Despreparo para o atendimento
O Ministério da Saúde instituiu o acompanhamento dos casos de câncer em todos os níveis do sistema público.
Mas, de acordo com uma pesquisa da Escola de Enfermagem de Ribeirão Preto (EERP) da USP, os trabalhadores da Estratégia de Saúde da Família (ESF) não têm informações precisas sobre a doença e sua prevalência que permitam atendimento qualificado a todos os usuários.
O estudo recomenda maior capacitação das equipes e articulação com ambulatórios especializados e hospitais secundários e terciários, para acompanharem a atenção dada aos pacientes com câncer.
Atendimento ao câncer no SUS
A enfermeira Giovana Paula Rezende Simino, que realizou a pesquisa, explica que o Ministério da Saúde implantou em 2005 a Política Nacional de Atenção Oncológica (PNAO).
"A iniciativa prevê ações de acompanhamento dos usuários do Sistema Único de Saúde (SUS) com câncer, incluindo ações que devem contemplar da prevenção aos cuidados paliativos, nos níveis de atenção básico, secundário e terciário de atendimento", afirma. "O estudo enfocou as ações dos trabalhadores da Estratégia de Saúde da Família, que integram a Atenção Básica, junto com as Unidades Básicas de Saúde (UBS)".
Desconhecimento da doença
Ao todo, foram entrevistados 101 trabalhadores que atuam nas 13 unidades da ESF, no Distrito de Saúde Oeste de Ribeirão Preto (interior de São Paulo), incluindo médicos, enfermeiros, dentistas, auxiliares e técnicos de enfermagem, auxiliares de consultório odontológico e agentes comunitários de saúde (que são 59% do total de trabalhadores).
"Dos entrevistados, 70% nunca trabalharam com portadores de câncer antes de atuar com Saúde da Família", aponta Giovana, "especialmente agentes comunitários, que em geral não tem formação em saúde e recebem treinamento em serviço".
De acordo com a pesquisadora, 80% dos trabalhadores sabem que existem pacientes com câncer em suas áreas de atuação e 63% realizam atendimento, mas apenas 13% sabem a quantidade exata de casos na região.

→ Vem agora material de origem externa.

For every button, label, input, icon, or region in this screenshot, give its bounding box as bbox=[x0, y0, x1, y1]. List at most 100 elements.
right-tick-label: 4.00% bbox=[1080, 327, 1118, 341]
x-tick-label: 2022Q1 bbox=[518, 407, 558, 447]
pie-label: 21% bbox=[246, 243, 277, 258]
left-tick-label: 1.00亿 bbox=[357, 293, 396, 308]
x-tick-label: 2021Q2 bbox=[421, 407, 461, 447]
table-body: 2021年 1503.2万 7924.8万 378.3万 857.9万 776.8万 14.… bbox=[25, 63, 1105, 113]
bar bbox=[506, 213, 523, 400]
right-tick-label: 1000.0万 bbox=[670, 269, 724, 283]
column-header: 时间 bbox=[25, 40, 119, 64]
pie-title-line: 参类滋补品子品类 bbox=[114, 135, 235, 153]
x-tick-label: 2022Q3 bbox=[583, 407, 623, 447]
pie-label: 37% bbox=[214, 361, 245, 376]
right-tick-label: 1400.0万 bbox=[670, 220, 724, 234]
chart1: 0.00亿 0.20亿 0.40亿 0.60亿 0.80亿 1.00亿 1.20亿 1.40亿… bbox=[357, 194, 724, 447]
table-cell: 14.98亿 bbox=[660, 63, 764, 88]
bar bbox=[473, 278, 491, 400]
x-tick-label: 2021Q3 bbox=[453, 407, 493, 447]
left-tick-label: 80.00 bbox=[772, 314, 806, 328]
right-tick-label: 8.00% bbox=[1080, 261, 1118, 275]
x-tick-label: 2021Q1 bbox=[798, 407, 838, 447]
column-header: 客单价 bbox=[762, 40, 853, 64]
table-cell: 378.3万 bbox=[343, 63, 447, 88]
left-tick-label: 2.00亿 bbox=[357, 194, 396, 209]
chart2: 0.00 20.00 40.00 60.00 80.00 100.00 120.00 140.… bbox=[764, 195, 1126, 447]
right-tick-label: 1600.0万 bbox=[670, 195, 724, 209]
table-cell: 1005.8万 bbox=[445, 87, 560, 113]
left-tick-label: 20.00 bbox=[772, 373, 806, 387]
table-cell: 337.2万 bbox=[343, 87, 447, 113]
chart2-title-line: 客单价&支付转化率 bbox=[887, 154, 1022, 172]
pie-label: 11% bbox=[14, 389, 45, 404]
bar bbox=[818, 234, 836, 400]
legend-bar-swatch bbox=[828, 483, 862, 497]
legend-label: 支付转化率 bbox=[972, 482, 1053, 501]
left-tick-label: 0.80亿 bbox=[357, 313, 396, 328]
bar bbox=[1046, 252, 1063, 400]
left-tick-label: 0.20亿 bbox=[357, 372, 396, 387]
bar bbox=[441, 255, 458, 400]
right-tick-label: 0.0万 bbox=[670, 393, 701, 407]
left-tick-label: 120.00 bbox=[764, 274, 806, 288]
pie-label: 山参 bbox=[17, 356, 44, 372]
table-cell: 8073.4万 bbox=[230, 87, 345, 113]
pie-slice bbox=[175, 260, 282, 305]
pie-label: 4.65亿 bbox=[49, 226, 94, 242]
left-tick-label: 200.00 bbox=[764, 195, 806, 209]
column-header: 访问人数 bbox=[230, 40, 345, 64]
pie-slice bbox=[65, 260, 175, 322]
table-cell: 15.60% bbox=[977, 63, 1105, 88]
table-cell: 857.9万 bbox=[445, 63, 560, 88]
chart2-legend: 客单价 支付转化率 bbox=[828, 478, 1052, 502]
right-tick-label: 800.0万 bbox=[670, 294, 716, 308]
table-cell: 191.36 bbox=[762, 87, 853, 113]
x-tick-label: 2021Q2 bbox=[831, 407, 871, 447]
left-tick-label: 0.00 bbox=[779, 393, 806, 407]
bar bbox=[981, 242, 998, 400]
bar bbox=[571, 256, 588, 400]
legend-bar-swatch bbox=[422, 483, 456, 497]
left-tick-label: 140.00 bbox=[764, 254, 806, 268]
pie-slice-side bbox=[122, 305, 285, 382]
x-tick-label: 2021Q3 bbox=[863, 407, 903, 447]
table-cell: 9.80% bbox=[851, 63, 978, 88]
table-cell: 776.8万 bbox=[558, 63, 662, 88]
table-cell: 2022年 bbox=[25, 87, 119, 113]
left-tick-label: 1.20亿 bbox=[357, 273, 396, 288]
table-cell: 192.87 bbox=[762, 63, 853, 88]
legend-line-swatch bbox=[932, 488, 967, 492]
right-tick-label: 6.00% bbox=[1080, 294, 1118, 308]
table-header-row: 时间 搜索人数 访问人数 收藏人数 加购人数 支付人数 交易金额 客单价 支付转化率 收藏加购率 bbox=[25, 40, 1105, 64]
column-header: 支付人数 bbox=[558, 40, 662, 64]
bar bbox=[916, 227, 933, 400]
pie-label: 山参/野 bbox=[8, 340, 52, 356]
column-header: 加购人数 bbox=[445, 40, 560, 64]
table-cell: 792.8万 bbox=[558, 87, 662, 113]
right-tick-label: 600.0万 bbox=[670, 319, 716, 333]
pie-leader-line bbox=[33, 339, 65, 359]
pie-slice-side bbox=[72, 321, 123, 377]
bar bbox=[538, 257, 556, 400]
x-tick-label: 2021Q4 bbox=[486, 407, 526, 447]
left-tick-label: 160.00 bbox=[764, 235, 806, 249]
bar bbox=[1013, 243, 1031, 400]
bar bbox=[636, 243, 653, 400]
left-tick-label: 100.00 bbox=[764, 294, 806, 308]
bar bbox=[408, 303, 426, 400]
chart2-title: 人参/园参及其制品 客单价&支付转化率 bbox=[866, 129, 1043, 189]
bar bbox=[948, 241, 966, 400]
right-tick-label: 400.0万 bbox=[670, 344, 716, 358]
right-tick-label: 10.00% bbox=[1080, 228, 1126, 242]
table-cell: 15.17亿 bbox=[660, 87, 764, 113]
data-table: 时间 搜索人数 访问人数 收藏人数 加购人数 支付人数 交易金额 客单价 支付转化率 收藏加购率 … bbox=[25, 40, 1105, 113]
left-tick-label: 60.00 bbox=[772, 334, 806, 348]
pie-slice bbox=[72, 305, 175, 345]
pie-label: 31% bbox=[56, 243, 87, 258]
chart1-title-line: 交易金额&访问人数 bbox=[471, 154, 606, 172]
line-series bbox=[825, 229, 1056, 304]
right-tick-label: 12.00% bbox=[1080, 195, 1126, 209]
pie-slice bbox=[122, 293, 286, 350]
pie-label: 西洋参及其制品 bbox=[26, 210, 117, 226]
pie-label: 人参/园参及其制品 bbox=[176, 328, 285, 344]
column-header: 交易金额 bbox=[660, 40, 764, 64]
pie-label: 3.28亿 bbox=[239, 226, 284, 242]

Apenas 24 entrevistados sabiam o tipo de câncer com maior prevalência (mama). "Esses números mostram que a PNAO não foi incorporada, pois deve ser feito o acompanhamento de saúde da totalidade dos usuários", ressalta. "O Ministério da Saúde recomenda que a ESF atenda e resolva cerca 80% dos problemas apresentados pelos usuários".
Vínculo com as famílias
Os usuários atendidos pela ESF com câncer são incluídos no atendimento por meio de exames preventivos, visitas domiciliares e queixas de saúde. "Há grandes possibilidades de atuação por parte das equipes, devido ao vínculo com as famílias e o conhecimento sobre elas", aponta Giovana. "Mesmo que o tratamento não possa ser feito nas equipes de Saúde da Família , os trabalhadores podem auxiliar a resolver dúvidas sobre remédios, dor, e apoiar o cuidador em casos mais graves", entre outros.

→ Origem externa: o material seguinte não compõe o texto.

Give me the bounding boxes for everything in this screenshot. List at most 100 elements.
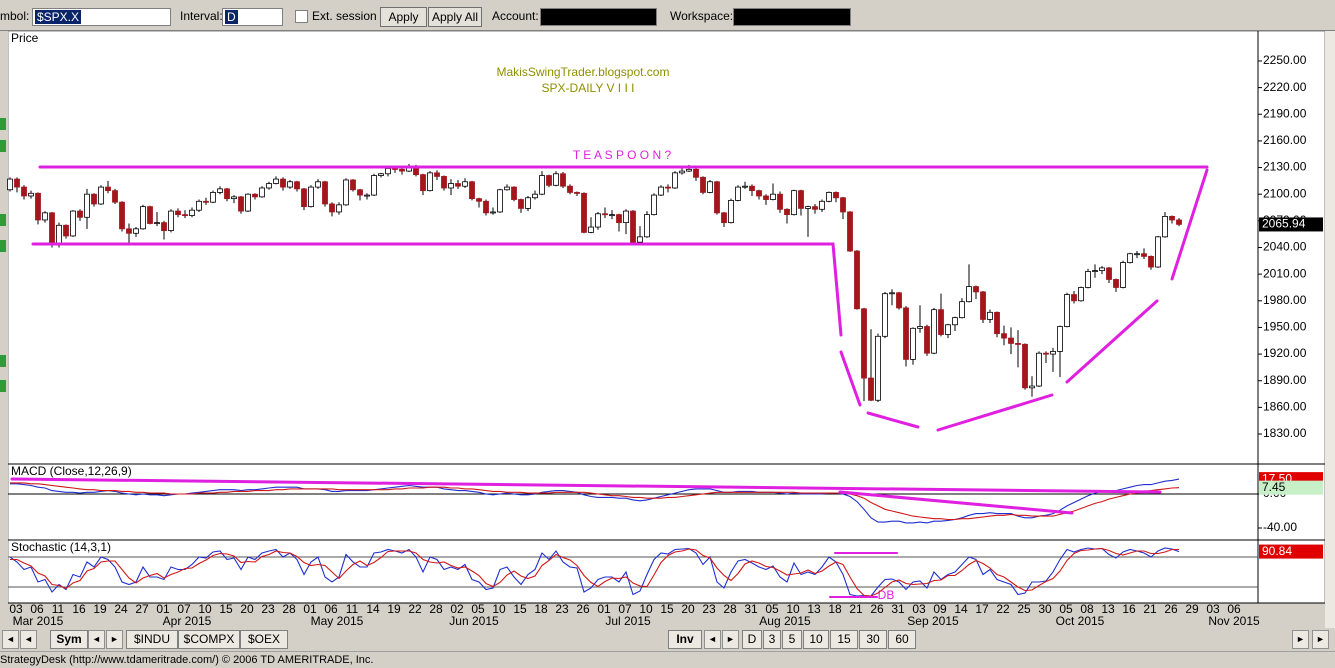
tab[interactable]: 3 <box>763 630 781 649</box>
scroll-right[interactable]: ► <box>1292 630 1309 649</box>
candle-body <box>959 301 965 319</box>
symbol-combo[interactable]: $SPX.X <box>32 8 171 26</box>
x-tick-label: 05 <box>1059 602 1073 616</box>
tab[interactable]: 15 <box>830 630 858 649</box>
month-label: Sep 2015 <box>907 614 959 628</box>
tab[interactable]: 5 <box>782 630 802 649</box>
tab[interactable]: 30 <box>859 630 887 649</box>
y-tick-label: 2190.00 <box>1263 106 1307 120</box>
candle-body <box>791 190 797 216</box>
candle-body <box>1029 385 1035 389</box>
x-tick-label: 22 <box>996 602 1010 616</box>
candle-body <box>504 186 510 191</box>
candle-body <box>686 168 692 172</box>
y-tick-label: 1920.00 <box>1263 346 1307 360</box>
candle-body <box>399 168 405 172</box>
workspace-combo[interactable] <box>733 8 851 26</box>
candle-body <box>84 193 90 218</box>
scroll-left[interactable]: ◄ <box>2 630 19 649</box>
tab[interactable]: 60 <box>888 630 916 649</box>
tab[interactable]: Sym <box>50 630 88 649</box>
x-tick-label: 07 <box>618 602 632 616</box>
apply-all-button[interactable]: Apply All <box>428 7 482 27</box>
y-tick-label: 2010.00 <box>1263 266 1307 280</box>
candle-body <box>1036 352 1042 387</box>
month-label: Jun 2015 <box>449 614 499 628</box>
scroll[interactable]: ► <box>722 630 739 649</box>
account-combo[interactable] <box>540 8 657 26</box>
candle-body <box>371 175 377 196</box>
x-tick-label: 10 <box>639 602 653 616</box>
candle-body <box>917 326 923 329</box>
x-tick-label: 22 <box>408 602 422 616</box>
candle-body <box>658 186 664 196</box>
month-label: Nov 2015 <box>1208 614 1260 628</box>
scroll-right[interactable]: ► <box>1312 630 1329 649</box>
scroll-left[interactable]: ◄ <box>20 630 37 649</box>
x-tick-label: 09 <box>933 602 947 616</box>
tab[interactable]: $COMPX <box>178 630 240 649</box>
candle-body <box>966 286 972 303</box>
candle-body <box>161 222 167 232</box>
candle-body <box>1043 352 1049 355</box>
y-tick-label: 1980.00 <box>1263 293 1307 307</box>
candle-body <box>903 307 909 360</box>
y-tick-label: 2220.00 <box>1263 80 1307 94</box>
x-tick-label: 29 <box>1185 602 1199 616</box>
x-tick-label: 08 <box>1080 602 1094 616</box>
scroll[interactable]: ► <box>106 630 123 649</box>
candle-body <box>784 208 790 216</box>
symbol-value: $SPX.X <box>35 10 82 24</box>
workspace-label: Workspace: <box>670 9 734 23</box>
x-tick-label: 10 <box>198 602 212 616</box>
candle-body <box>322 181 328 205</box>
chart-background <box>7 30 1326 604</box>
candle-body <box>210 192 216 203</box>
interval-combo[interactable]: D <box>222 8 283 26</box>
candle-body <box>567 185 573 193</box>
candle-body <box>301 188 307 208</box>
x-tick-label: 10 <box>786 602 800 616</box>
ext-session-checkbox[interactable] <box>295 10 308 23</box>
apply-button[interactable]: Apply <box>380 7 427 27</box>
scroll[interactable]: ◄ <box>704 630 721 649</box>
candle-body <box>763 195 769 200</box>
scroll[interactable]: ◄ <box>88 630 105 649</box>
x-tick-label: 21 <box>1143 602 1157 616</box>
candle-body <box>287 181 293 188</box>
candle-body <box>511 186 517 200</box>
x-tick-label: 26 <box>870 602 884 616</box>
x-tick-label: 20 <box>240 602 254 616</box>
candle-body <box>553 173 559 186</box>
candle-body <box>1120 262 1126 288</box>
tab[interactable]: $OEX <box>240 630 288 649</box>
candle-body <box>427 172 433 192</box>
candle-body <box>378 173 384 176</box>
candle-body <box>35 192 41 221</box>
candle-body <box>1001 333 1007 339</box>
candle-body <box>119 201 125 230</box>
right-scrollbar[interactable] <box>1325 31 1335 628</box>
candle-body <box>420 174 426 192</box>
tab[interactable]: $INDU <box>126 630 178 649</box>
x-tick-label: 23 <box>261 602 275 616</box>
x-tick-label: 18 <box>828 602 842 616</box>
tab[interactable]: Inv <box>668 630 702 649</box>
x-tick-label: 30 <box>1038 602 1052 616</box>
candle-body <box>1148 255 1154 268</box>
candle-body <box>196 200 202 211</box>
x-tick-label: 14 <box>954 602 968 616</box>
candle-body <box>259 187 265 198</box>
candle-body <box>805 206 811 209</box>
candle-body <box>490 211 496 214</box>
x-tick-label: 21 <box>849 602 863 616</box>
tab[interactable]: 10 <box>803 630 829 649</box>
interval-value: D <box>225 10 238 24</box>
candle-body <box>1022 343 1028 389</box>
candle-body <box>952 317 958 326</box>
tab[interactable]: D <box>742 630 762 649</box>
candle-body <box>343 179 349 206</box>
annotation: T E A S P O O N ? <box>573 148 672 162</box>
y-tick-label: -40.00 <box>1263 520 1297 534</box>
candle-body <box>672 172 678 189</box>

As narrativas dos trabalhadores evidenciam que na Atenção Básica também podem ser realizados alguns procedimentos técnicos, como consultas com médicos e enfermeiros, inserção de sondas, administração de medicação e realização de curativos . Segundo a enfermeira, o Sistema de Informação da Atenção Básica (SIAB) não cobra das unidades da ESF o número de usuários com câncer, da mesma forma que exige dados sobre crianças menores de um ano, gestantes e casos de diabetes e hipertensão. "Esses números sobre o acompanhamento das famílias servem de base para o repasse de recursos para o atendimento", afirma.
Falta de articulação
A pesquisa indica que uma das principais demandas dos trabalhadores é a maior articulação dos serviços de saúde. "Em muitos casos eles realizam a referência do usuário os e encaminham para o atendimento secundário e terciário, mas não recebem a contra-referência dos hospitais e ficam sem informações essenciais para acompanhá-los", destaca Giovana. "Trabalhadores e serviços da Atenção Básica também necessitam se articular fora do sistema de saúde, com instituições filantrópicas e organizações ligadas ao terceiro setor, para apoio às necessidades destes usuários."

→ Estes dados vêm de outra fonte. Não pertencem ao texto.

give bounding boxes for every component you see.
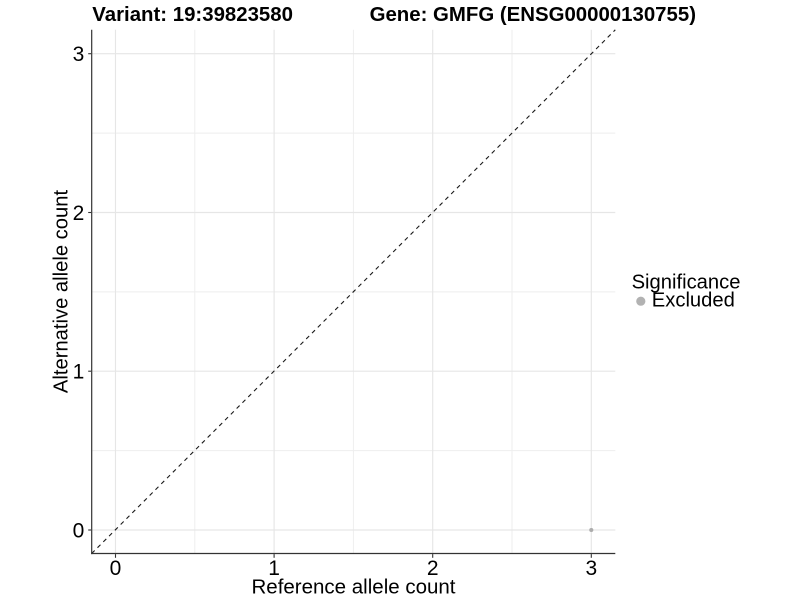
svg-text:0: 0 [73,519,85,542]
svg-text:2: 2 [73,202,85,225]
svg-text:3: 3 [585,557,597,580]
svg-text:Gene: GMFG (ENSG00000130755): Gene: GMFG (ENSG00000130755) [370,4,696,26]
svg-text:Alternative allele count: Alternative allele count [51,190,73,394]
svg-text:0: 0 [110,557,122,580]
svg-text:1: 1 [73,361,85,384]
svg-text:Reference allele count: Reference allele count [252,576,456,599]
svg-text:2: 2 [427,557,439,580]
svg-text:Excluded: Excluded [652,290,735,312]
svg-text:3: 3 [73,43,85,66]
svg-text:1: 1 [268,557,280,580]
svg-text:Significance: Significance [632,271,741,293]
svg-text:Variant: 19:39823580: Variant: 19:39823580 [92,4,293,26]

A enfermeira defende o reforço à política de educação permanente em saúde para lidar com os casos de câncer. "Os trabalhadores relatam que apesar do trabalho de prevenção, trata-se de uma doença complexa, imprevisível e perversa", diz. "Devido ao diagnóstico tardio em vários casos, é preciso conviver constantemente com a perspectiva de morte do paciente". O trabalho teve orientação da professora Silvana Martins Mishima, da EERP.